Is US force too small? Not in Bush view of Iraq
Critics of administration call for more troops, but polls show a reluctant public.
WASHINGTON — The question is hitting the White House with increasing ferocity: Does the US have enough troops in Iraq to do the job - let alone enough to carry out the global war on terrorism?
A growing chorus of experts and politicians is saying no. They claim that not only are more troops needed to avert chaos and restore order in Iraq, but that the overall strength of the US military must be increased to meet global challenges in the post-9/11 era.
Despite the mounting pressure, however, the Bush administration believes the US has adequate forces to carry out both tasks. The wildcard in all of this: the public. As the debate over US commitments overseas intensifies, polls show a hardening of American attitudes about the rebuilding effort and about leaving troops in Iraq too long.
A Newsweek poll released this weekend, for instance, shows that a majority of Americans - 55 percent to 40 percent - oppose sending more troops to the country. At the same time, an overwhelming number of Americans favor the US working with the UN to encourage other nations to send more of their soldiers to Iraq - even if it means Washington ceding some authority to the UN.
Moreover, some 60 percent of respondents to the survey say the estimated $1 billion per week that the US is spending to rebuild the country is too much.
Nonetheless, many military experts and politicians from both sides of the aisle believe the US needs to expand its footprint to finish the task. They point to the growing number of terror attacks in Iraq - the bombings of the UN headquarters last week and the home of a leading Shiite Muslim cleric on Sunday, as well as to the escalation of US casualties. The death toll of American soldiers has nearly doubled since President Bush declared an end to major combat on May 1, reaching 275.

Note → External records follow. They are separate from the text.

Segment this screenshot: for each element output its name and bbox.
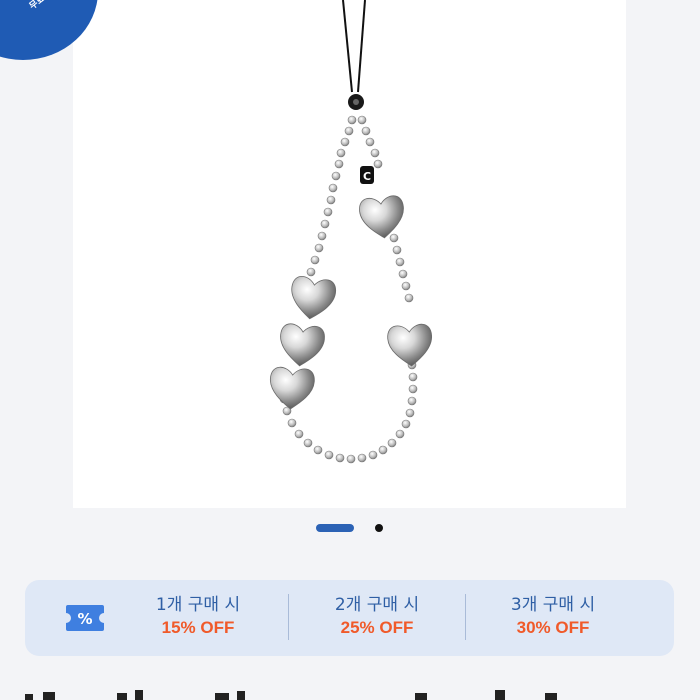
svg-text:C: C [363, 170, 371, 183]
carousel-pager [316, 523, 383, 533]
strap-cord [342, 0, 366, 110]
tier-discount: 30% OFF [516, 618, 590, 637]
product-image: C [267, 0, 435, 464]
tier-divider [465, 594, 466, 640]
tier-label: 3개 구매 시 [510, 595, 596, 615]
product-page: 무료 C % 1개 구매 시 15% OFF 2개 구매 시 25% OFF 3… [0, 0, 700, 700]
heart-charms [267, 194, 435, 411]
coupon-percent-icon: % [66, 605, 104, 631]
product-image-frame[interactable]: C [73, 0, 626, 508]
tier-discount: 25% OFF [340, 618, 414, 637]
pager-dot[interactable] [375, 524, 383, 532]
tier-divider [288, 594, 289, 640]
tier-label: 1개 구매 시 [155, 595, 241, 615]
pager-active-indicator[interactable] [316, 524, 354, 532]
discount-tier-2: 2개 구매 시 25% OFF [312, 594, 442, 640]
discount-tier-1: 1개 구매 시 15% OFF [133, 594, 263, 640]
discount-tier-3: 3개 구매 시 30% OFF [488, 594, 618, 640]
tier-label: 2개 구매 시 [334, 595, 420, 615]
letter-bead: C [360, 166, 374, 184]
truncated-next-section [25, 690, 557, 700]
tier-discount: 15% OFF [161, 618, 235, 637]
corner-badge-text: 무료 [28, 0, 48, 12]
bulk-discount-banner: % 1개 구매 시 15% OFF 2개 구매 시 25% OFF 3개 구매 … [25, 580, 674, 656]
svg-text:%: % [77, 610, 92, 628]
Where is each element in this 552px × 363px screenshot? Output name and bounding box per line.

At stake, though, is not only the faltering operation in Iraq. The situation in Afghanistan is deteriorating. This past month was perhaps one of the worst since the US routed the Taliban regime in 2001. In one week alone, some 90 people (nearly all Afghans or Arab fighters) were killed, reportedly by a resurgent Taliban. Then, there is the tenuous situation in Liberia, not to mention the nuclear threat posed by North Korea. And Al Qaeda operatives may be on the run, but officials say they are still capable of mounting simultaneous attacks in several countries.
"We're going to be in trouble a year from now if we don't handle force strength," says Gen. Barry McCaffrey, who led a US division in the 1991 Gulf War. "We are in a global war on terror with inadequate forces."
General McCaffrey, who is now a professor of national security studies at West Point, says the US, which currently has some 368,000 Army soldiers deployed in 120 nations, is at risk of overextending its troops.
And both Democrats and some Republicans want additional troops and resources to be sent to Iraq - as much as 100,000 to 150,000 soldiers more. Sen. John McCain (R) or Arizona, just back from a trip to Iraq, is calling on President Bush to send "at least another division."
Sen. Joseph Biden (D) of Delaware, the ranking Democrat on the Foreign Relations Committee, says at least 40,000 more troops are necessary to stabilize Iraq as well as "several hundred billion dollars." Senator Biden is also arguing for a new UN resolution to encourage more countries to participate.
But that prospect doesn't seem viable at the moment - especially with the US not willing to relinquish much authority in Iraq, and because of the wariness on the part of most of these nations. Few have little - if any - domestic support for such an operation, and their involvement could trigger reprisals by terror groups.
The administration, for its part, says the troop strength in Iraq is about right. They say they may rotate deployments to address evolving needs. For example, Gen. John Abizaid, commander of forces in the region, says the No. 1 threat in Iraq now is coming from terrorists, and better intelligence is needed to confront that threat.
A senior US official in Iraq told reporters over the weekend that occupation forces are beginning to recruit and train agents from the former Iraqi intelligence services to help thwart attacks.
As for on-the-ground security, General Abizaid said last week that more than 50,000 Iraqis are already armed and working with the coalition. Monday, published reports indicated that the US plans to send another 28,000 Iraqis to a former Soviet military base in Hungary for intensive police training.
To bolster security, some say the US does have options other than sending in more troops. "There are plenty of outfits that do that kind of work, including companies in South Africa, Britain, and here in the US," says James Woods, a former Pentagon official. "They usually send in a cadre of people and recruit and train locals up to a level where they can perform simple duties."
Others argue the US troop strength is about right and that it will just take creative thinking to adjust the force deployments. Secretary of Defense Donald Rumsfeld has ordered a review of Pentagon policies to explore using forces more efficiently.
"The first place to go may be the Marine Corps," says Marcus Corbin, a senior analyst at the Center for Defense Information. Though they were the first in and out of Iraq, he argues "they have three divisions and have also done a lot of thinking about modern combat operations."
But McCaffrey argues a more thorough rethink is needed. He says the current rotation plan risks overextending troops. He wants nine National Guard brigades called up and added to regular Army units, until more recruiting can be done.